Catastrophe in Philippines highlights need for relief system

The destruction in the Philippines wrought by Typhoon Haiyan is the latest in a string of extreme weather events that have occurred over the past decade. As climate change continues unabated, these events have increased in frequency and impact. Unfortunately, most of the areas that get hit the hardest have the weakest infrastructure and the most underdeveloped economies to respond adequately.

Mayor of Tacloban Alfred Romualdez recently said that residents should flee the city. He said he was worried that the city would not be able to provide basic services and he feared the breakdown of law and order. Already, Romualdez had to choose between using the meager resources at his disposal to either provide food and water or to dispose of the dead bodies in the streets.

Now Naderev Sano, a delegate of the Philippines Climate Change Commission, is taking a stand. At the United Nations Climate Change Conference in Warsaw, Poland on Tuesday Nov. 12, Sano said he will be going on a hunger strike “until a meaningful outcome is in sight.”

According to The Guardian, researchers have found a definitive link between climate change and the rising intensity of storms.

According to professor Myles Allen of the University of Oxford, “The current consensus is that climate change is not making the risk of hurricanes any greater, but there are physical arguments and evidence that there is a risk of more intense hurricanes.” Specifically, rising water temperatures increase storms’ strengths, and rising water levels increase the risk of flooding.

Meanwhile, the developed countries chiefly responsible for the greenhouse gas emissions that drive global warming do not seem to be taking the talks seriously. Australia failed to send its environment minister, who preferred to stay home in order to work on the dismantling of Australia’s carbon tax.

A United States briefing on the Warsaw climate summit obtained by The Guardian revealed that the U.S. is worried that the typhoon will lead to extreme weather events dominating the talks. The U.S. opposed proposals of damage payments at last year’s talks in Qatar and insisted that any money should be referred to as “aid.”

The briefing shows that the U.S. is unwilling to participate in a meaningful discussion on remediating the effects of climate change.

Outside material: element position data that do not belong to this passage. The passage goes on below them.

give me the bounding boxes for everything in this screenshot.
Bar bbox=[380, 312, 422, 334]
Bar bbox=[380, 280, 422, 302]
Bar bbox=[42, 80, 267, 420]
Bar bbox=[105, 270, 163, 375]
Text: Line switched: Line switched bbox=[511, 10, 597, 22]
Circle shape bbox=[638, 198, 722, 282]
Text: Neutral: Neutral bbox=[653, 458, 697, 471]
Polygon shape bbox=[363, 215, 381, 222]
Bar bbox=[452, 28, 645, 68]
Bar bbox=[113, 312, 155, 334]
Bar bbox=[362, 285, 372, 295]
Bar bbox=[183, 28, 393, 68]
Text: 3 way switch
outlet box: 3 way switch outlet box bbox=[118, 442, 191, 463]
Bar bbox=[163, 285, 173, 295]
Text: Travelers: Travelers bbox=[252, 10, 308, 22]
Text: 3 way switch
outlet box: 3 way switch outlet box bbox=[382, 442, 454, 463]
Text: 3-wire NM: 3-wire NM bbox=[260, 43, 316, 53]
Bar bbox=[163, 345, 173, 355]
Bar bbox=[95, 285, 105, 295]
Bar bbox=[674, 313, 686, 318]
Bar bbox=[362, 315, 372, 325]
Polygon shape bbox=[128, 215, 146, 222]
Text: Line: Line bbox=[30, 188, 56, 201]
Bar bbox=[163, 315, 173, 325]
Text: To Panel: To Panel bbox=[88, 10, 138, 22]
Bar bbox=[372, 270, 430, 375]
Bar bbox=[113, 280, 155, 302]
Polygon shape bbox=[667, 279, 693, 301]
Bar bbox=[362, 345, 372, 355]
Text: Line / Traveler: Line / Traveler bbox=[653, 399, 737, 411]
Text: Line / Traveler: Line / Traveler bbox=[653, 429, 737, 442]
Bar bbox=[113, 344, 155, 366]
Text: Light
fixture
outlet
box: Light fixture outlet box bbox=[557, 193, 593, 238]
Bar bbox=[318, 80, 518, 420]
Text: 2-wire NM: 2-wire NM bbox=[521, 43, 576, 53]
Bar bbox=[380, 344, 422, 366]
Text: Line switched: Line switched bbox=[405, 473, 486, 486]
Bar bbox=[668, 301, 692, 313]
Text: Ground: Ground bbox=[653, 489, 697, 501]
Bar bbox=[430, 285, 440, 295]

Countries like the Philippines should not have to rely on humanitarian aid packages pieced together after each disaster. Rather, there should be a comprehensive compensation plan in which high-emission countries take financial responsibility for their role in causing climate change.

Developed countries, such as Japan, have the resources to rebuild after natural disasters like the 2011 earthquake and tsunami. Other countries depend on humanitarian aid pieced together after each disaster.

Developed countries’ consumption can serve as a cautionary example for nations in the midst of development. Rather than investing in the types of pollution-heavy industry that spurred China’s rapid growth, developing countries should look to greener and more sustainable initiatives.